I believe that Ford uses hybrid batteries made by Sanyo, while Toyota
and Honda use hybrid batteries from Panasonic EV.

From: CountFloyd on
On Wed, 18 Jul 2007 05:14:01 UTC, RapidRonnie <rapidronnie(a)>

> >
> > > I put the traditional CVT on par with the traditional fluid drive
> > > automatic transmission with respect to complexity and number of failure
> > > points, as well as its proclivity to fail.
> >
> > Don't mention "Fluid Drive" as prone to failure. My 1940 Chrysler has
> > it and it is bulletproof! That was perhaps the best transmission
> > produced.
> >
> Not from a performance and efficiency standpoint.
You are correct, Sir! It is, however, bulletproof, requiring only the
fluid change. It is not bad off the mark, but with the technology of
the day, it was pretty good. I get about 21 mpg with it and the 108hp
six. Remember, back in 1940, cars were more sedate in their

"What do you mean there's no movie?"
From: Nza on
On Jul 18, 1:04 am, RapidRonnie <rapidron...(a)> wrote:
> > > mike
> > The Honda system is just not as good as Toyotas.
> And neither is as good as a TRUE hybrid vehicle: one with a pure
> electric motor and independent gen set.

Yeah, but they won't give us that because it just makes too much
damned sense. Not to mention KILLS EVERYTHING on gas mileage..

From: Nza on
On Jul 3, 3:54 pm, "Cathy F." <clfrc...(a)> wrote:
> I just checked the Toyota's site: the hybrid battery's warranty is for 8
> years/100K miles. I tend to keep my cars a while, & the longest I've ever
> kept one has been 8 years, the shortest was 4, and usually it's 6 years. I
> personally wouldn't even begin to factor in the possible eventual cost of a
> new battery when deciding on purchasing a hybrid.
> Cathy

Let's say someone buys the car used after 5 years and the battery
immediately fails. Is the warranty going to cover the new owner?

The last time I bought a battery for my 1979 Celica, it was a generic
Advance Auto cheapie battery. It was a 24 month battery, but it is
still good. It cost about $60. The toyota cost me $400 from Ebay,
$140 in diesel fuel to drive 1000 miles round trip to get it (it was
in 2000), and $50 for an "in-town" trailer rental..

Once I got the car, I found that the motor needed freshening. I put ~
$800 into the motor and parts for it. I have had to spend $450 on six
tires so far. Replaced the brake master cylinder ($40 ebay), the
clutch master ($25 ebay), the transmission (brother ran it out of
fluid) with one from another parts car (labor only). Replaced the
pitman arm ($30 ebay) and the idler arm ($25 ebay).

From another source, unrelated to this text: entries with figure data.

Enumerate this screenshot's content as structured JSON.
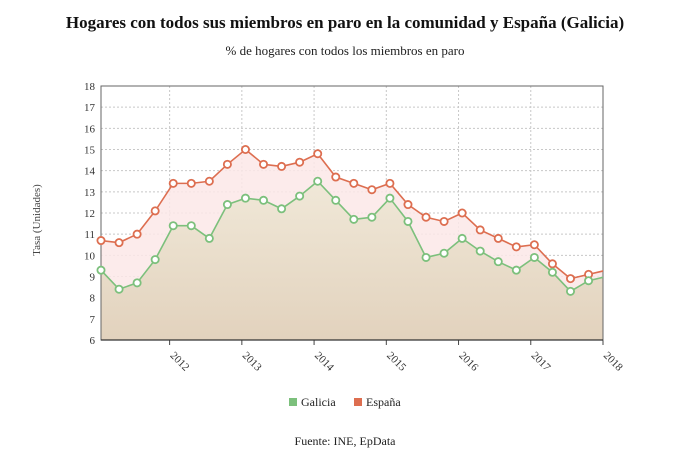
{
  "title": "Hogares con todos sus miembros en paro en la comunidad y España (Galicia)",
  "subtitle": "% de hogares con todos los miembros en paro",
  "source": "Fuente: INE, EpData",
  "colors": {
    "galicia": "#7cc07c",
    "espana": "#dd6e50",
    "galicia_fill_top": "#f0e8d8",
    "galicia_fill_bottom": "#e2d2bd",
    "between_fill": "#fce8e8",
    "grid": "#c8c8c8"
  },
  "chart_data": {
    "type": "line",
    "title": "Hogares con todos sus miembros en paro en la comunidad y España (Galicia)",
    "subtitle": "% de hogares con todos los miembros en paro",
    "ylabel": "Tasa (Unidades)",
    "xlabel": "",
    "ylim": [
      6,
      18
    ],
    "yticks": [
      6,
      7,
      8,
      9,
      10,
      11,
      12,
      13,
      14,
      15,
      16,
      17,
      18
    ],
    "xlim": [
      2011.05,
      2018.0
    ],
    "xticks": [
      "2012",
      "2013",
      "2014",
      "2015",
      "2016",
      "2017",
      "2018"
    ],
    "grid": true,
    "legend_position": "bottom",
    "x": [
      2011.05,
      2011.3,
      2011.55,
      2011.8,
      2012.05,
      2012.3,
      2012.55,
      2012.8,
      2013.05,
      2013.3,
      2013.55,
      2013.8,
      2014.05,
      2014.3,
      2014.55,
      2014.8,
      2015.05,
      2015.3,
      2015.55,
      2015.8,
      2016.05,
      2016.3,
      2016.55,
      2016.8,
      2017.05,
      2017.3,
      2017.55,
      2017.8,
      2018.05
    ],
    "series": [
      {
        "name": "Galicia",
        "values": [
          9.3,
          8.4,
          8.7,
          9.8,
          11.4,
          11.4,
          10.8,
          12.4,
          12.7,
          12.6,
          12.2,
          12.8,
          13.5,
          12.6,
          11.7,
          11.8,
          12.7,
          11.6,
          9.9,
          10.1,
          10.8,
          10.2,
          9.7,
          9.3,
          9.9,
          9.2,
          8.3,
          8.8,
          9.0
        ]
      },
      {
        "name": "España",
        "values": [
          10.7,
          10.6,
          11.0,
          12.1,
          13.4,
          13.4,
          13.5,
          14.3,
          15.0,
          14.3,
          14.2,
          14.4,
          14.8,
          13.7,
          13.4,
          13.1,
          13.4,
          12.4,
          11.8,
          11.6,
          12.0,
          11.2,
          10.8,
          10.4,
          10.5,
          9.6,
          8.9,
          9.1,
          9.3
        ]
      }
    ]
  }
}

Total that and it's $2020. I have no idea what i've spent on gas
over the last 45,000 miles I've put on it in the last 5 years (didn't
drive it for two when i first had it), but around town it gets around
18 - 20 mpg and on the road it gets 28 - 30 mpg at 75 - 80 mph all day

I can't understand why someone would *want* a new car..
Let's just say all those miles were in town, getting 20 mpg, with gas
at $3,00 per gallon. (although i know that more than half of the miles
were highway and significantly LESS than $3,00 a gallon)
45,000 / 20 = 2250 gallons.
2250 * 3 = $6750

$6750 + $2020 = $8770

45,000 miles / $8770 = ~ 5.13 cents per mile.

Now *THAT* is what I call an economy car. I challenge *anyone* with a
new car to come up with an operating cost that low.

Stick that in your tailpipe and smoke it.